Someone PLEASE help. It's getting out of control..i can't sleep in or enjoy any time in my studio anymore without her cooing allllll the time.


----------



## Lefty07

Is your diamond Dove all alone? If so, she is probably just lonely. Consider getting her a friend. It could be another female, if you don't want babies. But otherwise, your dove has everything and so it's probably just loneliness.


----------



## mandurmae

Yes, i'm starting to think thats the only option i have left. I just can't wrap my head around why it's soooo constant, shes cooing as i type. Even when shes out of the cage just sitting near by me. All the tricks I use to do to calm her down just doesn't work anymore, it seems like she never gets tired until its night time and lights are totally out.


----------



## Lefty07

Well, it could be more than just loneliness... it could be she sees YOU as her "mate" now and she is cooing *for you*! Single doves can become very attached to their owners.


----------



## mandurmae

Could be? When she goes on her cooing rants she sometimes dips her chest low and just lightly pulsates her wings at her side and keeps a constant coo rythymn. I also have a few toys in her cage, one of them being a mirror with a bell that she likes to peck at. Should I try taking the mirror out? I've heard mixed things about having mirrors with doves...but i figured since i'm out a lot during the day it's there for her to sort of play with


----------



## Lefty07

Her behavior sounds like she wants you to mate with her.

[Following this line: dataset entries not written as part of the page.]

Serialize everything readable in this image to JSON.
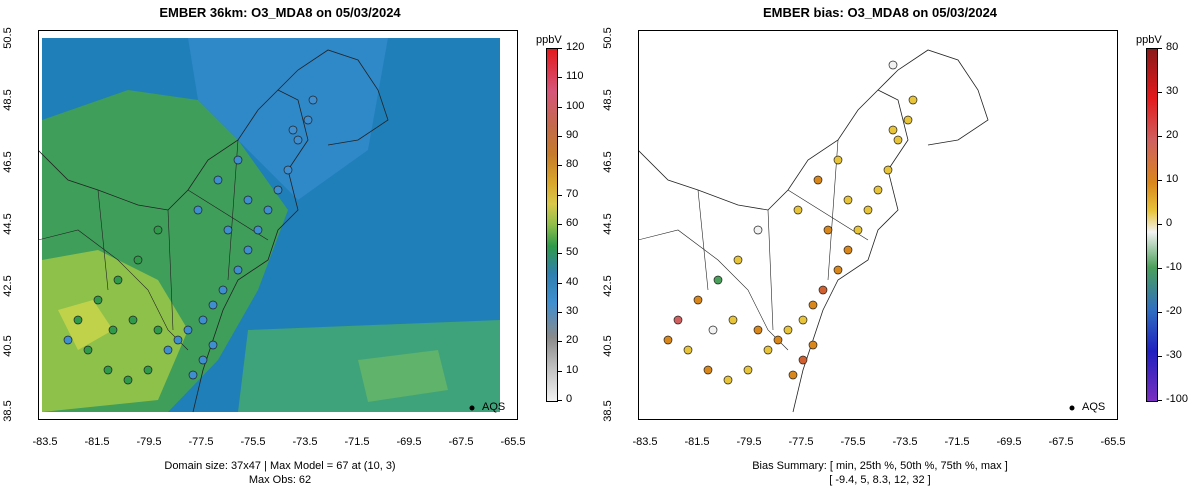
{
  "left": {
    "title": "EMBER 36km: O3_MDA8 on 05/03/2024",
    "caption_line1": "Domain size: 37x47 | Max Model = 67 at (10, 3)",
    "caption_line2": "Max Obs: 62",
    "colorbar": {
      "unit": "ppbV",
      "ticks": [
        "120",
        "110",
        "100",
        "90",
        "80",
        "70",
        "60",
        "50",
        "40",
        "30",
        "20",
        "10",
        "0"
      ],
      "colors": [
        "#e31a1c",
        "#d6557a",
        "#c46a4a",
        "#c67b2a",
        "#d9a62a",
        "#d9c84a",
        "#8fbf4a",
        "#2f9a4a",
        "#2f7fb0",
        "#3f8fd0",
        "#8a8a8a",
        "#bdbdbd",
        "#f2f2f2"
      ]
    },
    "legend": {
      "label": "AQS"
    }
  },
  "right": {
    "title": "EMBER bias: O3_MDA8 on 05/03/2024",
    "caption_line1": "Bias Summary: [ min, 25th %, 50th %, 75th %, max ]",
    "caption_line2": "[ -9.4,   5,   8.3,   12,   32 ]",
    "colorbar": {
      "unit": "ppbV",
      "ticks": [
        "80",
        "30",
        "20",
        "10",
        "0",
        "-10",
        "-20",
        "-30",
        "-100"
      ],
      "colors": [
        "#8b1a1a",
        "#e31a1c",
        "#d06060",
        "#d9861a",
        "#e8c43a",
        "#f2f2f2",
        "#4aa05a",
        "#2f6fc0",
        "#2020c0",
        "#7a30c0"
      ]
    },
    "legend": {
      "label": "AQS"
    }
  },
  "axes": {
    "yticks": [
      "38.5",
      "40.5",
      "42.5",
      "44.5",
      "46.5",
      "48.5",
      "50.5"
    ],
    "xticks": [
      "-83.5",
      "-81.5",
      "-79.5",
      "-77.5",
      "-75.5",
      "-73.5",
      "-71.5",
      "-69.5",
      "-67.5",
      "-65.5"
    ]
  },
  "colors": {
    "ocean": "#1a78b4",
    "land_high": "#2e8f86",
    "land_mid": "#47a857",
    "land_warm": "#8ec14a",
    "pale_band": "#5aa88a"
  }
}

You could try taking the mirror out. It _might_ stop the cooing. Then again, you might be the primary stimulation. If taking the mirror out does no good, maybe you should put it back, so she can see another dove?

But you might consider a real live companion bird also. Even a canary or a couple finches in another cage, next to her cage, would be _some_ company. It's very hard for a bird to be alone all day - not natural for them.


----------



## mandurmae

I did a little more research, and it turns out i think I've had a male this whole time. I got the dove when he was still so young that i'm only starting to recognize traits of a male now - the constant cooing and the bowing/tail feathers spreading.

I went and picked up a female diamond dove this weekend but am now having trouble keeping the two in the same cage. My older dove seems territorial and is pecking at the new female dove..will this behavior go on for a while?


----------



## Picollo30

doves are very tame and bond easily with humans. when that happens they start to need you to give them attention. play a bit with your dove,pet her, it will calm down and stop cooing.


----------



## DiamondDoves

When I got my female they told me she was a male. haha. And then I got her a male and she hated him because I guess she had already bonded with me like to the point where she'd sing to me all the time and literally attack the other two birds if I showed them affection. I mean she eventually calmed down. Play music for them when you're not home like a radio or something. I do work from home at at night in my kitchen where the birds are and sometimes if I know I'm going to need them to not be so loud it does the trick. They spend all day singing to the radio and each other and you get some quiet. Hopefully. haha


----------